Honda’s reputation is still good, but competition in the auto market is getting tougher in the last few years due to rivals improving their product quality and brand acceptance, Moody’s wrote in a report released earlier today.
Honda’s rating could be reduced if it is unable to restore profitability and regain market share, which took a significant hit from a series of negative one-time events that have delayed the automaker in the recovery in its profits, Moody’s said in the report.
Honda’s senior unsecured long-term rating was maintained by Moody’s at A1, four spots below the top investment grade, Bloomberg reported.

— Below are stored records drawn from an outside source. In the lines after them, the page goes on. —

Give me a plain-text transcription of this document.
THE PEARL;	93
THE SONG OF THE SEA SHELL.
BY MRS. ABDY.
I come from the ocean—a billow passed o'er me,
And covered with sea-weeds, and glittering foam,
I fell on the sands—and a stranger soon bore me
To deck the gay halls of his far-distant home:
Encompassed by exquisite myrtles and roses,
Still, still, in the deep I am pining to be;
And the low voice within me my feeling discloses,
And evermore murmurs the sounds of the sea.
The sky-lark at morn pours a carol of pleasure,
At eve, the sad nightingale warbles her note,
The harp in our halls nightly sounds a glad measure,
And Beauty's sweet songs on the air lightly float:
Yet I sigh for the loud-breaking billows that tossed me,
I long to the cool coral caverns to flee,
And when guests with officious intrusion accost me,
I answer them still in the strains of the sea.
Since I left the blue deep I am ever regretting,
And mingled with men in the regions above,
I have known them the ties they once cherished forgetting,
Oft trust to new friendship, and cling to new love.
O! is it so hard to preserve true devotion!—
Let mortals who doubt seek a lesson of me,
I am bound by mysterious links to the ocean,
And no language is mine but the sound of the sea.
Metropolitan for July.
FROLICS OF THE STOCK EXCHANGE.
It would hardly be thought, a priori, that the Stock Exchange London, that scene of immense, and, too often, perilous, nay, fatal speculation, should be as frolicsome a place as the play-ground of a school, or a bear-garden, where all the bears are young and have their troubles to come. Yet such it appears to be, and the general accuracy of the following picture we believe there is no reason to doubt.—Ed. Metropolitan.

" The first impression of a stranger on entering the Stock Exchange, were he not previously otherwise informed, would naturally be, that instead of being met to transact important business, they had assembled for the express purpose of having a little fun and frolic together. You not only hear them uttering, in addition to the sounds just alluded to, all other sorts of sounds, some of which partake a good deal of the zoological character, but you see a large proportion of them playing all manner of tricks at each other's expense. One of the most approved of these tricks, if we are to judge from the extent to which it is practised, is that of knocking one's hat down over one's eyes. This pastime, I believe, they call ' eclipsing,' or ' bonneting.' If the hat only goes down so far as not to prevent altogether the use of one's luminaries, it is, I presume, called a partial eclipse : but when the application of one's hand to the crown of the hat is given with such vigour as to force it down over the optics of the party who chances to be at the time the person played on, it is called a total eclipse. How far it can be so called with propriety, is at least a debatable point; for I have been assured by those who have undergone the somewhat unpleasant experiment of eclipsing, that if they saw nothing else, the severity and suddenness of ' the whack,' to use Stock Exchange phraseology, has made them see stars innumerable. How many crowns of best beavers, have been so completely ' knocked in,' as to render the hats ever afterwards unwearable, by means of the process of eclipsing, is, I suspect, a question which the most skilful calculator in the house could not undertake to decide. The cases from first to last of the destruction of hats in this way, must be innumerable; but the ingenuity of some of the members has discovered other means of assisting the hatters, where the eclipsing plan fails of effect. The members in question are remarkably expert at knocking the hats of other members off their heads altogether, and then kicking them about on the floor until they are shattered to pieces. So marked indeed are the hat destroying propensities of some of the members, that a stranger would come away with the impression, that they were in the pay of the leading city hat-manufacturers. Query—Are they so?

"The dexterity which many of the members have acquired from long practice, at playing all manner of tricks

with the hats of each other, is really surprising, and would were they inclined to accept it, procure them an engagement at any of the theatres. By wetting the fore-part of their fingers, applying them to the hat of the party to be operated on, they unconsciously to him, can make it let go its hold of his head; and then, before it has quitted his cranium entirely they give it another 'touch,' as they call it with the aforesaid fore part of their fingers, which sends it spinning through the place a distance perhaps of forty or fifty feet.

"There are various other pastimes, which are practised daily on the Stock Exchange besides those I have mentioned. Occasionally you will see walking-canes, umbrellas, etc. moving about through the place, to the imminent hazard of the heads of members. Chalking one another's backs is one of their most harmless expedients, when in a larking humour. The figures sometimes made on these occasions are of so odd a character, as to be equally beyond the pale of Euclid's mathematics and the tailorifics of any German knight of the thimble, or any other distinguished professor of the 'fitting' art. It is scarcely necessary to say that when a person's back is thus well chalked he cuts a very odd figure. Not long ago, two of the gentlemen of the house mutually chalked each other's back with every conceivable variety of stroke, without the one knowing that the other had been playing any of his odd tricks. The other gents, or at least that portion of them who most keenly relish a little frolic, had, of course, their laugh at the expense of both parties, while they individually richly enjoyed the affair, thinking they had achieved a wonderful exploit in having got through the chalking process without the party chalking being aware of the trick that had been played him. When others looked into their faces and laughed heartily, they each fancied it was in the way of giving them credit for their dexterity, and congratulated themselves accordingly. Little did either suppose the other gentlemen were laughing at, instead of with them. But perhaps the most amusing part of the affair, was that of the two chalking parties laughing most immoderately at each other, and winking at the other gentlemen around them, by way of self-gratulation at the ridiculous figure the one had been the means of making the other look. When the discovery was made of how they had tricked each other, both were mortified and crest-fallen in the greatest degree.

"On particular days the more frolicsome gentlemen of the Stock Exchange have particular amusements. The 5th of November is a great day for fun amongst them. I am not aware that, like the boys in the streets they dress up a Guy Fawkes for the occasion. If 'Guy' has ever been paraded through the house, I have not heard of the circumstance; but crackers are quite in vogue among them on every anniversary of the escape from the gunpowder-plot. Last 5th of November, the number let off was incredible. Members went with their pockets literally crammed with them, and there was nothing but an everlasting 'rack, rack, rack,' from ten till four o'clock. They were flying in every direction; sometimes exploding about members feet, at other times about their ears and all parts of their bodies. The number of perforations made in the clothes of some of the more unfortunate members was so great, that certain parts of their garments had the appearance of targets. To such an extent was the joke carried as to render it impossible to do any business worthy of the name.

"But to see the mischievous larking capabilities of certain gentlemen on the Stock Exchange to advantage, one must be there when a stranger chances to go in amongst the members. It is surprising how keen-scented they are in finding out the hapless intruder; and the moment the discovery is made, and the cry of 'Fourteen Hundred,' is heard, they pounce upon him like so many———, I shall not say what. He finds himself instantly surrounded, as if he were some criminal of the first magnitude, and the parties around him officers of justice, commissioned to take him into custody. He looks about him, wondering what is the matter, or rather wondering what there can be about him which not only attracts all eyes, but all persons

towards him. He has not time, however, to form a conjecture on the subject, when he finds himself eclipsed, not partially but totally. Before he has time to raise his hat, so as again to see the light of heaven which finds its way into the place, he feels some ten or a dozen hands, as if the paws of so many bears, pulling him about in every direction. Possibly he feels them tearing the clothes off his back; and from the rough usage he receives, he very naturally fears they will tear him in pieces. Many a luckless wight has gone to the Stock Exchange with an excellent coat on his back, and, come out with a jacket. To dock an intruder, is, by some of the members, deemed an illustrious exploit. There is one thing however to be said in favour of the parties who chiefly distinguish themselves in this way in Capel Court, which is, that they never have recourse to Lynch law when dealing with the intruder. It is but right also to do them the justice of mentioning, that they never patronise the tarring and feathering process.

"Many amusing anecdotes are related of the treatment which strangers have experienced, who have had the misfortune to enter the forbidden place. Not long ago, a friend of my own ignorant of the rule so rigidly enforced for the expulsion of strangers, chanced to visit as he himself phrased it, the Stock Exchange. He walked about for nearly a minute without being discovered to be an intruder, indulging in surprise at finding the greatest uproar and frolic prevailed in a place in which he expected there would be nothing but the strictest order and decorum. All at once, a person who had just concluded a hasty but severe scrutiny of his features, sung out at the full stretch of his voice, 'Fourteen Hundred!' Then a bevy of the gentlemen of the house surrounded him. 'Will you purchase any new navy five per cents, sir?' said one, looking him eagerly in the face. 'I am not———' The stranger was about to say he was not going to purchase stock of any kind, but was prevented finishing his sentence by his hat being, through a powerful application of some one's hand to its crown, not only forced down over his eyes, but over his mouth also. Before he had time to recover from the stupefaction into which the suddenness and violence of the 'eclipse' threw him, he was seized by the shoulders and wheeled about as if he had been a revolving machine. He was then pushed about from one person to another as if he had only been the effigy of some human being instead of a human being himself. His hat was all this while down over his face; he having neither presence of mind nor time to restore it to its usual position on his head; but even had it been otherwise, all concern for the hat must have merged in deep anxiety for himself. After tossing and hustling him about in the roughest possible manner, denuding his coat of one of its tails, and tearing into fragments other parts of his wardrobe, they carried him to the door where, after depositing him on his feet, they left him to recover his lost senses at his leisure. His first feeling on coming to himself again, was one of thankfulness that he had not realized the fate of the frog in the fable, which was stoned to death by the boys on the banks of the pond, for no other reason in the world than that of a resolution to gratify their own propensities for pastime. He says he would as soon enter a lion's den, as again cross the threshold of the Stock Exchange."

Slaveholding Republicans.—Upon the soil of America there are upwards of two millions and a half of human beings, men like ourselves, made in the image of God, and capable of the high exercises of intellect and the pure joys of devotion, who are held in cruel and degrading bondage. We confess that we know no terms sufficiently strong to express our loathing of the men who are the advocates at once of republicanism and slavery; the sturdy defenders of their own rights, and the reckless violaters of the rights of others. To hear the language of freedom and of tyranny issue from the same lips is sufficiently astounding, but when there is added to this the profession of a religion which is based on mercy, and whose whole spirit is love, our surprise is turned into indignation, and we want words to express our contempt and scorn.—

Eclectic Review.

Honda suffered more severe and longer production disruptions from two natural disasters -- the March 11 Japan earthquake and the floods in Thailand last fall -- compared with its rivals, Toyota Motor and Nissan Motor Co.
It expects unit sales for 2012 to decrease by 10 percent compared to last year, Moody’s said. The outlook change contrasts with Honda President Takanobu Ito, who said last month he expects record vehicle sales next fiscal year amid a “complete rebound,” Bloomberg reported.
The automaker’s rating could be cut if adjusted earnings before interest, tax and amortization margin stays below 4 percent by the fiscal year ending March 2013, Moody’s said.
Honda estimated the floods in Thailand will cost the company 110 billion yen ($1.43 billion) this fiscal year, leading the company to lower its forecast for operating profit, according to Bloomberg.
Honda posted U.S. sales of 1.15 million units in 2011, a 7 percent decrease from 2010 in an overall market that gained 10 percent.